A huge outcry followed.  People were not scandalized by the fact that the most deadly weapons of mass destruction were being assembled in their midst.  Instead, the scandal was about the massive embarrassment these three principled people caused the government.  The press howled that security was so lax that it couldn’t even keep an 83-year-old nun out of the plant where we assemble nuclear weapons.

The government’s response was swift and harsh.  Instead of the typical trespassing charges that usually result in fines and at most, sentences of several months, the government charged the three with sabotage and depredation of government property.  Both counts are considered violent acts that fall under the definition of “federal crimes of terrorism.”  The activists were convicted in May of this year and will be sentenced in September.  They face up to 30 years in prison for their symbolic acts of cutting fences and spray painting a building.

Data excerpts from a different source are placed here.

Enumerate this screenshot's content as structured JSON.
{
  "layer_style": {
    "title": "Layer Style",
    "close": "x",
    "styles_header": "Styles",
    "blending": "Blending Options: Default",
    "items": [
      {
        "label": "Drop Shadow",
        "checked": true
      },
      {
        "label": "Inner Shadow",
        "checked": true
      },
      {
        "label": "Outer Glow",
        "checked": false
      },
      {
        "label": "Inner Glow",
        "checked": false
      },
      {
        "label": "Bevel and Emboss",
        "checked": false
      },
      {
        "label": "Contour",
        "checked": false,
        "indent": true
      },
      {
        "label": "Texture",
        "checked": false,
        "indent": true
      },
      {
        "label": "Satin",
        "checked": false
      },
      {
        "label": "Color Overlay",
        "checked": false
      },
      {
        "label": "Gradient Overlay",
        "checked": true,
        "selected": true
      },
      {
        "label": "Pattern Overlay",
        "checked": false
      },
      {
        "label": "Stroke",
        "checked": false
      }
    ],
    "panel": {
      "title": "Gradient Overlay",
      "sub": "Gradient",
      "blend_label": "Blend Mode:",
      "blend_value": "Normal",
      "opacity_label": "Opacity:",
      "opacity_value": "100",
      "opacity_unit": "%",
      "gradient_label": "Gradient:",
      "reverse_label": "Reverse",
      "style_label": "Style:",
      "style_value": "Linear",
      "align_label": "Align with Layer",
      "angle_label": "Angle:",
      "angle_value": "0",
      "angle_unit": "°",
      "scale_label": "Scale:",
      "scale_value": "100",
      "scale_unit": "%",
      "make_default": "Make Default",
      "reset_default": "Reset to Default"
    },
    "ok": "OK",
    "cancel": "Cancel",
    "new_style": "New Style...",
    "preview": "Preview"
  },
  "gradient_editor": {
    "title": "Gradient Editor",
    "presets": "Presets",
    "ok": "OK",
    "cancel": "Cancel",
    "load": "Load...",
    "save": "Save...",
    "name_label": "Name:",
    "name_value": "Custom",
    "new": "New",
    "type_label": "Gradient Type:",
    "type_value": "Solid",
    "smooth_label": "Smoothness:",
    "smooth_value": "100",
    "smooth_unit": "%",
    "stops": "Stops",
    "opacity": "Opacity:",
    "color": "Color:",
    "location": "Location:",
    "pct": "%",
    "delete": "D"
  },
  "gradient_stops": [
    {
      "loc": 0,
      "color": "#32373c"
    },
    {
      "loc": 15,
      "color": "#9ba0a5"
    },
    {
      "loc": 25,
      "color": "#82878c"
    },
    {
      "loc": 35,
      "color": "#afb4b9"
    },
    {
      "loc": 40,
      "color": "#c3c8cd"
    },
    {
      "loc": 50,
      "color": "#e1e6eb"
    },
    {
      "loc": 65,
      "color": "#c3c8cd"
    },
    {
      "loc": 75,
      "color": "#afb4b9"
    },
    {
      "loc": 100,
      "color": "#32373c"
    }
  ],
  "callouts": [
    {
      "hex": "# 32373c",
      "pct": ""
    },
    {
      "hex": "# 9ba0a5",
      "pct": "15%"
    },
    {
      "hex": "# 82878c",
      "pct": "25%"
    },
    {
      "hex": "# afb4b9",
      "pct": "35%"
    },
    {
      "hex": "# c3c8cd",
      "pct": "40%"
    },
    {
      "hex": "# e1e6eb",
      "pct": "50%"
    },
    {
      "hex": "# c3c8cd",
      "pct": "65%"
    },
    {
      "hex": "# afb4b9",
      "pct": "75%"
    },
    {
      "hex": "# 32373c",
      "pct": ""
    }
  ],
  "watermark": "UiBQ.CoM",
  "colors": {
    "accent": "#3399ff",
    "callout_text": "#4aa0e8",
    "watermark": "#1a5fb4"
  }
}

My attention was focused on this appalling situation by a response I received to the blog I posted last week.  I am reprinting most of it below:

“I am giving a sermon on ‘Swords into Plowshares’ at the Unitarian Universalist Fellowship in Muskegon, Michigan next Sunday.  We shall begin with your father’s Strange Fruit sung by a beautiful teen, followed by a reflection on the travesty of injustice in the trial of Trayvon Martin.  My sermon will connect your birth parents’ life and final letter with the upcoming sentencing of the three courageous nonviolent resisters who broke into the nuclear weapons facility in Tennessee.  They face 30 years—what amounts to a death sentence.  Letters requesting ‘downward departure’ in the sentencing can be sent to the judge via attorney Bill Quigley.” (See http://transformnowplowshares.wordpress.com/2013/05/24/support-for-transform-now-plowshares-resisters/ for details.)

Downward departure is a legal concept that enables a judge, in response to special circumstances, to reduce the length of a prison sentence from the longer term the guidelines recommend the judge impose.  Such action is more likely to make a difference in this case because, evidently, the judge is troubled by the government’s characterization of the defendants’ acts.  Supporters in the courtroom during the trial report that the judge asked the prosecutors, “Don’t you find it a little troubling that Congress would write a law that wouldn’t let me distinguish between peace activists and terrorists?”  I urge RFC community members to add their voices to the rising chorus in support of this downward departure request.